Whenever I mention that I am taking a contemporary science class, I can see people spacing out and picturing horrible things, maybe they are remembering a horrible experience from high school or an experiment that went wrong; either way this is not how this class is. This class is rapidly becoming a really fun experience; I mean what else would you call a class that allows you to play with LEGO robots; yes, LEGOs. Being an electrical engineering student has given me the opportunity to do really cool things, but to be honest, nothing beats playing with Legos. I know what you may be thinking, what was the purpose of having student play with a LEGO robot besides having fun? Well, after building our 2 motor robot; we wanted to (for different time intervals) measure the distance the wheels travel and the speed at which the car travels.

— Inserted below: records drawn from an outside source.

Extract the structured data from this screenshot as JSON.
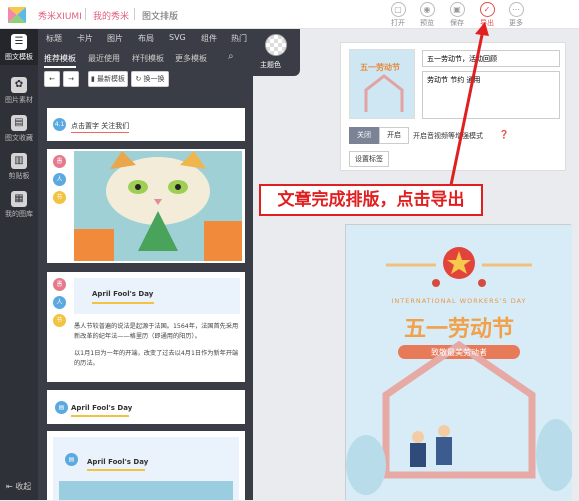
{
  "header": {
    "brand": "秀米XIUMI",
    "nav": [
      "我的秀米",
      "图文排版"
    ],
    "tools": [
      {
        "icon": "open-icon",
        "label": "打开"
      },
      {
        "icon": "preview-icon",
        "label": "预览"
      },
      {
        "icon": "save-icon",
        "label": "保存"
      },
      {
        "icon": "export-icon",
        "label": "导出"
      },
      {
        "icon": "more-icon",
        "label": "更多"
      }
    ]
  },
  "sidebar": {
    "items": [
      {
        "icon": "layout-icon",
        "label": "图文模板"
      },
      {
        "icon": "image-icon",
        "label": "图片素材"
      },
      {
        "icon": "bookmark-icon",
        "label": "图文收藏"
      },
      {
        "icon": "clipboard-icon",
        "label": "剪贴板"
      },
      {
        "icon": "gallery-icon",
        "label": "我的图库"
      }
    ],
    "collapse": "⇤ 收起"
  },
  "panel": {
    "tabs_top": [
      "标题",
      "卡片",
      "图片",
      "布局",
      "SVG",
      "组件",
      "热门"
    ],
    "tabs_sub": [
      "推荐模板",
      "最近使用",
      "样刊模板",
      "更多模板"
    ],
    "btn_latest": "最新模板",
    "btn_switch": "换一换",
    "theme_label": "主题色",
    "card1_title": "点击置字 关注我们",
    "card1_num": "4.1",
    "bubbles": [
      "愚",
      "人",
      "节"
    ],
    "card3_title": "April Fool's Day",
    "card3_text1": "愚人节较普遍的说法是起源于法国。1564年，法国首先采用新改革的纪年法——格里历（即通用的阳历）。",
    "card3_text2": "以1月1日为一年的开端，改变了过去以4月1日作为新年开端的历法。",
    "card4_title": "April Fool's Day",
    "card5_title": "April Fool's Day"
  },
  "right_panel": {
    "title_value": "五一劳动节，活动回顾",
    "desc_value": "劳动节 节约 通用",
    "btn_close": "关闭",
    "btn_open": "开启",
    "enhance_text": "开启音视频等增强模式",
    "btn_settings": "设置标签"
  },
  "preview": {
    "subtitle": "INTERNATIONAL WORKERS'S DAY",
    "title": "五一劳动节",
    "tag": "致敬最美劳动者",
    "thumb_title": "五一劳动节"
  },
  "callout": "文章完成排版，点击导出",
  "colors": {
    "brand": "#e2607f",
    "accent": "#e05050",
    "sidebar": "#2f3138"
  }
}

We took these measurements through to different methods; manually, which involved calculating the diameter of the wheel, the distance traveled and doing some hand calculations; and digitally, through a software that gathers the data directly from the robot and displays the final and exact numbers on the computer. Below you will be able to see a table that has all of our results for 3 different scenarios:
As you can see we had 3 different measurements for each of the 3 time and power configurations. If you pay close attention you will notice that for the first configuration ( Time=3 seconds and Power= 75 Watts) the %error values are higher than those that we obtained for the other 2 settings. A %error is a calculation that we use to determine how off were our manual measurements from the real (digital) results. For the first scenario our measured values were off by 11.7%, 12.5% and 12.7%.These are high values for a %error. We revisited our measurements and noticed that the diameter value of the wheel that we used to calculate the circumference of the wheel was 5.5 cm instead of 5.0 cm. These 0.5 where the reason for our high%error values.Once we recalculated the circumference value all of our measurements were really close to the real values ; hence obtaining a %error <2%
From all this fun experience we learned a really good experience; sometimes we need to pay more attention to our measurements or actions; a small difference such as 0.5 cm could cause really big differences in our final results.